This show was wild to make. Imagine trying to film a half-hour episode with stunts, prosthetics, and vampire shenanigans in just five and a half days. Gorskaya called it “unkillable” but “unshootable,” and the finale, “The Finale,” which dropped on December 16, 2024, was proof. It had everything: fake endings riffing on classics like The Usual Suspects, a grainy 1958 “documentary” bit, and Nandor’s secret lair reveal via a coffin that plunges underground. Yana, who started as an editor, leveraged her post-production expertise to make it work. “Every director should edit a show like Shadows,” she said, explaining how she’d grab shots on set with an eye for what would pop in the editing room.
Speaking of editing, that’s where the magic really happened. Yana and her team were obsessive about timing—sometimes a single frame could turn a chuckle into a gut-buster. “We frame-f**k the hell out of it,” she laughed, describing how they’d tweak cuts to nail moments like Laszlo’s unhinged rants or Guillermo’s eyerolls. The finale’s meta gags, poking fun at TV endings like Newhart, were a blast to shoot, though they had to ditch an MASH*-style helicopter bit because, well, budget. Fans can catch those extra endings on Hulu’s “Extra Hypnosis Features” tab.

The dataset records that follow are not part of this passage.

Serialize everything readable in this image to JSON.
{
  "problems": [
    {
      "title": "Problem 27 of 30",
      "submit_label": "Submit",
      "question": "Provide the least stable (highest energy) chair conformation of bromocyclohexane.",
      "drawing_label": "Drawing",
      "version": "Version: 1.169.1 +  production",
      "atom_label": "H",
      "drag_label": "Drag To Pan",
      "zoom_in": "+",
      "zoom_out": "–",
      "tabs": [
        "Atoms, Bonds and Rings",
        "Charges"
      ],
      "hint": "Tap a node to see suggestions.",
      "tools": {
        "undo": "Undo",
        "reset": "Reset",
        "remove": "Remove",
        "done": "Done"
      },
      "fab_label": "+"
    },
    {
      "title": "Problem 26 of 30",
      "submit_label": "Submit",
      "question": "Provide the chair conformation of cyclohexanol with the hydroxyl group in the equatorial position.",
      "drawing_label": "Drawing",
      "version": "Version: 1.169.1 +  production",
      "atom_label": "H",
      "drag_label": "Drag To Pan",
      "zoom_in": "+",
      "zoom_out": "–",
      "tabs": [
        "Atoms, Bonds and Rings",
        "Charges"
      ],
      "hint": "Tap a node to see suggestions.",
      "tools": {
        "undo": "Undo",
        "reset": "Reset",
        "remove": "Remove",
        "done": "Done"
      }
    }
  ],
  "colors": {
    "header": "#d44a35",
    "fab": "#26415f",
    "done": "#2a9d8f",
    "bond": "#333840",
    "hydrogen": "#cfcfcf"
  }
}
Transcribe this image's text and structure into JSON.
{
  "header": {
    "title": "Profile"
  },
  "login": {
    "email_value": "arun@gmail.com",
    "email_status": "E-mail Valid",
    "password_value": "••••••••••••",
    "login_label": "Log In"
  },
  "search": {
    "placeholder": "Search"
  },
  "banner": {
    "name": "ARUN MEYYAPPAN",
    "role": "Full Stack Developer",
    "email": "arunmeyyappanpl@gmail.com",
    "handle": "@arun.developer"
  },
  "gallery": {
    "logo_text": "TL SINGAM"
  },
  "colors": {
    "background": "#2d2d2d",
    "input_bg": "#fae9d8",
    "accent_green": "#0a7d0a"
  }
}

One of the coolest aspects of the finale was a 1958 “archival” segment shot on 16mm film, which showed the vampires’ past lives. It looked straight out of a Maysles Brothers doc, and Yana said the cast didn’t break character once—a rarity with this goofy crew. Younger folks on set had to learn how to handle actual film stock, which gave everyone a kick. It was funny but also kinda touching, showing how these vampires never change, no matter the decade.
The heart of the finale was Nandor and Guillermo’s friendship. After six seasons of Guillermo playing loyal familiar, they’re finally equals, and Nandor’s big gesture—building a secret lair himself so Guillermo wouldn’t have to—hits hard. Yana nailed the vibe, mixing Kayvan Novak and Harvey Guillén’s banter with a wild coffin drop that needed some VFX polish. Rolling Stone called it a “small gesture” that capped years of growth, and it worked because Yana kept the cameras loose, like a real doc crew catching the chaos.